The slew of measures are expected on the backdrop of meetings held by Finance Minister Nirmala Sitharaman with real estate bodies and federations of homebuyers in New Delhi recently. The FM had met the representatives of real estate developers from the Confederation of Real Estate Development Authority of India (CREDAI) and the National Real Estate Development Council (NAREDCO).
Both the real estate developers' bodies had stressed upon liquidity crunch and poor sales in the sector owing to lack of availability of loans at competitive interest rates. A huge amount of unsold inventory is lying in major cities of the country due to liquidity crunch. Homebuyers had stressed upon stuck projects and the fact that units were not being handed over to end users within the stipulated time-frame.
The festive season is set to begin this year. The month of September has been marked by the Ganesh Chaturthi festival, which will be followed by Navaratri. This is to be followed by Durga Puja in the month of October and Diwali soon thereafter. For homebuyers this is the opportune moment to book new residential units or register their properties. The festive season is also when first-time home buyers generally book their dream homes by entering the real estate market.
A slew of positive measures for homebuyers, if announced by the Union finance minister, are expected to boost the housing sector by increasing sales during the festive season.

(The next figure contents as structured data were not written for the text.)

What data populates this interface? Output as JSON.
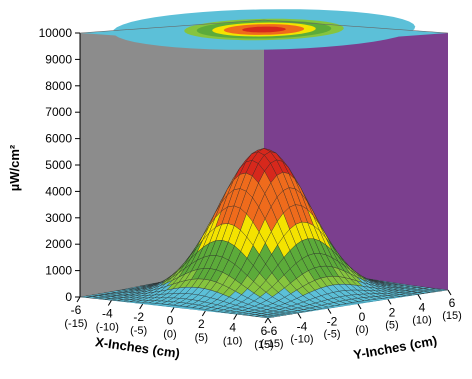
{
  "chart_data": {
    "type": "surface",
    "title": "",
    "zlabel": "µW/cm²",
    "xlabel": "X-Inches (cm)",
    "ylabel": "Y-Inches (cm)",
    "zlim": [
      0,
      10000
    ],
    "z_ticks": [
      "0",
      "1000",
      "2000",
      "3000",
      "4000",
      "5000",
      "6000",
      "7000",
      "8000",
      "9000",
      "10000"
    ],
    "x_ticks": [
      {
        "inches": "-6",
        "cm": "(-15)"
      },
      {
        "inches": "-4",
        "cm": "(-10)"
      },
      {
        "inches": "-2",
        "cm": "(-5)"
      },
      {
        "inches": "0",
        "cm": "(0)"
      },
      {
        "inches": "2",
        "cm": "(5)"
      },
      {
        "inches": "4",
        "cm": "(10)"
      },
      {
        "inches": "6",
        "cm": "(15)"
      }
    ],
    "y_ticks": [
      {
        "inches": "-6",
        "cm": "(-15)"
      },
      {
        "inches": "-4",
        "cm": "(-10)"
      },
      {
        "inches": "-2",
        "cm": "(-5)"
      },
      {
        "inches": "0",
        "cm": "(0)"
      },
      {
        "inches": "2",
        "cm": "(5)"
      },
      {
        "inches": "4",
        "cm": "(10)"
      },
      {
        "inches": "6",
        "cm": "(15)"
      }
    ],
    "peak": {
      "x": 0,
      "y": 0,
      "z": 5500
    },
    "color_bands": [
      {
        "from": 0,
        "to": 500,
        "color": "#5cc0d8"
      },
      {
        "from": 500,
        "to": 1000,
        "color": "#86c43e"
      },
      {
        "from": 1000,
        "to": 2000,
        "color": "#5cab3a"
      },
      {
        "from": 2000,
        "to": 3000,
        "color": "#f4e300"
      },
      {
        "from": 3000,
        "to": 4600,
        "color": "#ef6b1c"
      },
      {
        "from": 4600,
        "to": 6000,
        "color": "#d7281c"
      }
    ],
    "walls": {
      "left": "#8c8c8c",
      "right": "#7b3f8e",
      "floor": "#5cc0d8"
    }
  }
}
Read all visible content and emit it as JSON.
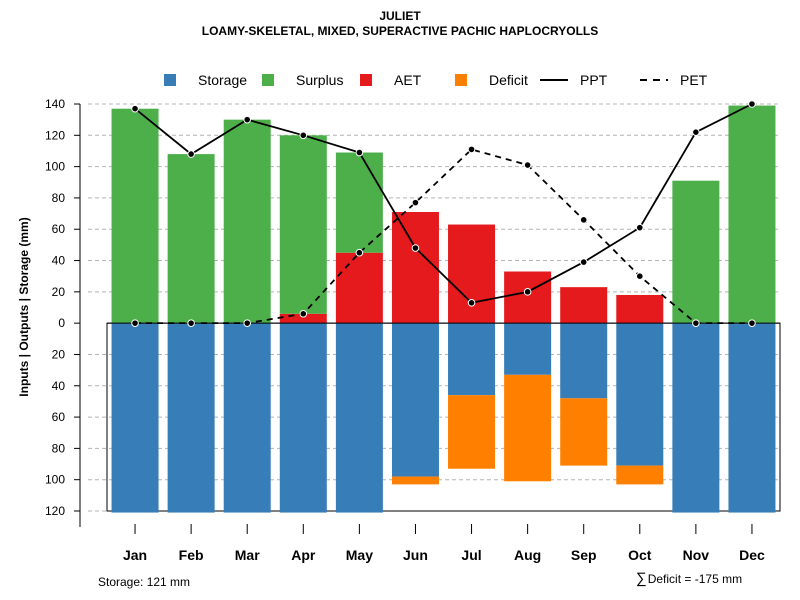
{
  "title": "JULIET",
  "subtitle": "LOAMY-SKELETAL, MIXED, SUPERACTIVE PACHIC HAPLOCRYOLLS",
  "footer": {
    "storage_text": "Storage: 121 mm",
    "deficit_symbol": "∑",
    "deficit_text": "Deficit = -175 mm"
  },
  "colors": {
    "storage": "#377EB8",
    "surplus": "#4DAF4A",
    "aet": "#E41A1C",
    "deficit": "#FF7F00",
    "grid": "#b4b4b4",
    "line": "#000000"
  },
  "chart_data": {
    "type": "bar",
    "ylabel": "Inputs | Outputs | Storage    (mm)",
    "ylim": [
      -120,
      140
    ],
    "y_ticks": [
      140,
      120,
      100,
      80,
      60,
      40,
      20,
      0,
      -20,
      -40,
      -60,
      -80,
      -100,
      -120
    ],
    "y_tick_labels": [
      "140",
      "120",
      "100",
      "80",
      "60",
      "40",
      "20",
      "0",
      "20",
      "40",
      "60",
      "80",
      "100",
      "120"
    ],
    "grid": true,
    "legend_position": "top",
    "legend": [
      {
        "key": "storage",
        "label": "Storage",
        "kind": "box"
      },
      {
        "key": "surplus",
        "label": "Surplus",
        "kind": "box"
      },
      {
        "key": "aet",
        "label": "AET",
        "kind": "box"
      },
      {
        "key": "deficit",
        "label": "Deficit",
        "kind": "box"
      },
      {
        "key": "ppt",
        "label": "PPT",
        "kind": "solid"
      },
      {
        "key": "pet",
        "label": "PET",
        "kind": "dashed"
      }
    ],
    "categories": [
      "Jan",
      "Feb",
      "Mar",
      "Apr",
      "May",
      "Jun",
      "Jul",
      "Aug",
      "Sep",
      "Oct",
      "Nov",
      "Dec"
    ],
    "series": {
      "aet": [
        0,
        0,
        0,
        6,
        45,
        71,
        63,
        33,
        23,
        18,
        0,
        0
      ],
      "surplus": [
        137,
        108,
        130,
        114,
        64,
        0,
        0,
        0,
        0,
        0,
        91,
        139
      ],
      "storage": [
        121,
        121,
        121,
        121,
        121,
        98,
        46,
        33,
        48,
        91,
        121,
        121
      ],
      "deficit": [
        0,
        0,
        0,
        0,
        0,
        5,
        47,
        68,
        43,
        12,
        0,
        0
      ],
      "ppt": [
        137,
        108,
        130,
        120,
        109,
        48,
        13,
        20,
        39,
        61,
        122,
        140
      ],
      "pet": [
        0,
        0,
        0,
        6,
        45,
        77,
        111,
        101,
        66,
        30,
        0,
        0
      ]
    }
  }
}
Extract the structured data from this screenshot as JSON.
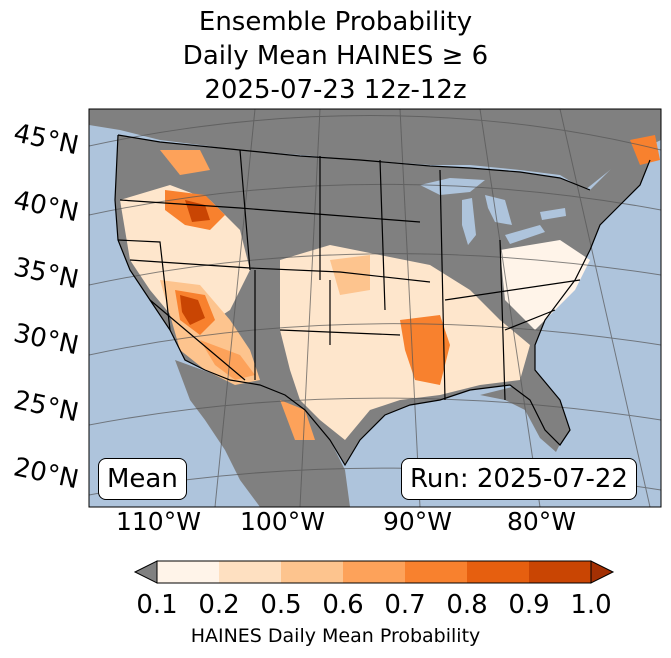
{
  "title": {
    "line1": "Ensemble Probability",
    "line2": "Daily Mean HAINES ≥ 6",
    "line3": "2025-07-23 12z-12z"
  },
  "map": {
    "lat_labels": [
      "45°N",
      "40°N",
      "35°N",
      "30°N",
      "25°N",
      "20°N"
    ],
    "lon_labels": [
      "110°W",
      "100°W",
      "90°W",
      "80°W"
    ],
    "ocean_color": "#aec4dc",
    "nodata_color": "#808080",
    "mean_label": "Mean",
    "run_label": "Run: 2025-07-22"
  },
  "colorbar": {
    "ticks": [
      "0.1",
      "0.2",
      "0.5",
      "0.6",
      "0.7",
      "0.8",
      "0.9",
      "1.0"
    ],
    "colors": [
      "#fff4e9",
      "#fee0c1",
      "#fdc48e",
      "#fda25a",
      "#f8812e",
      "#e65f0f",
      "#c94503",
      "#a33003"
    ],
    "under_color": "#808080",
    "label": "HAINES Daily Mean Probability"
  }
}
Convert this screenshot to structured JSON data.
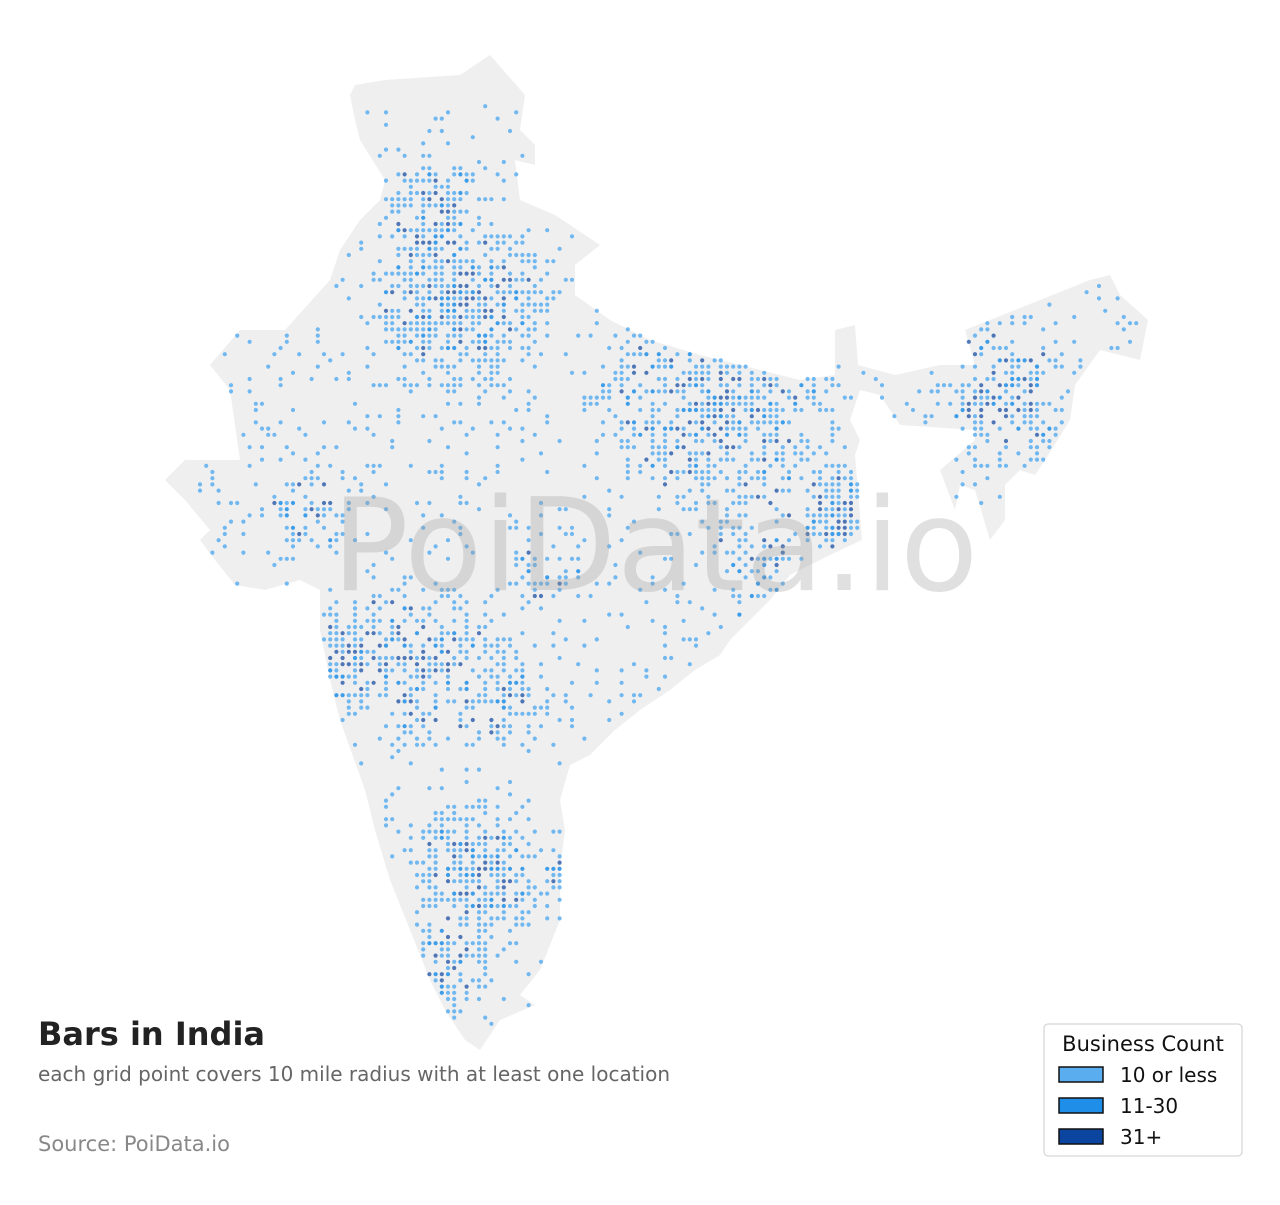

As per reports, enquiries for affordable flats, small and medium-sized independent plots and mid-range apartments have picked up in the first and second fortnights of August. However, enquiries for high-value houses are low as compared to the same period in previous years. If the nature of enquiries is anything to go by, high-value residential units are likely to be hit if there is no immediate reduction in interest rates on loans.
While banks and non-banking financial companies are likely to come up with attractive loans following the stimulus injected into the economy, the government might do well to create a stress fund for helping complete unfinished projects. The objective of creating a stress fund is to ensure that all pending projects are completed within a maximum period of five years. A stress fund will also ensure that homebuyers are saved from additional costs at the time of delivery often passed on to them owing to increase in market costs of raw materials.
In a further step that could boost revenues of the state exchequer as well as bring in more transparency in registration of properties, the government could consider revising stamp duties on newly-purchased houses. This will boost demand and increase sales of residential housing projects apart from ensuring that government coffers are replenished with regular registration of properties.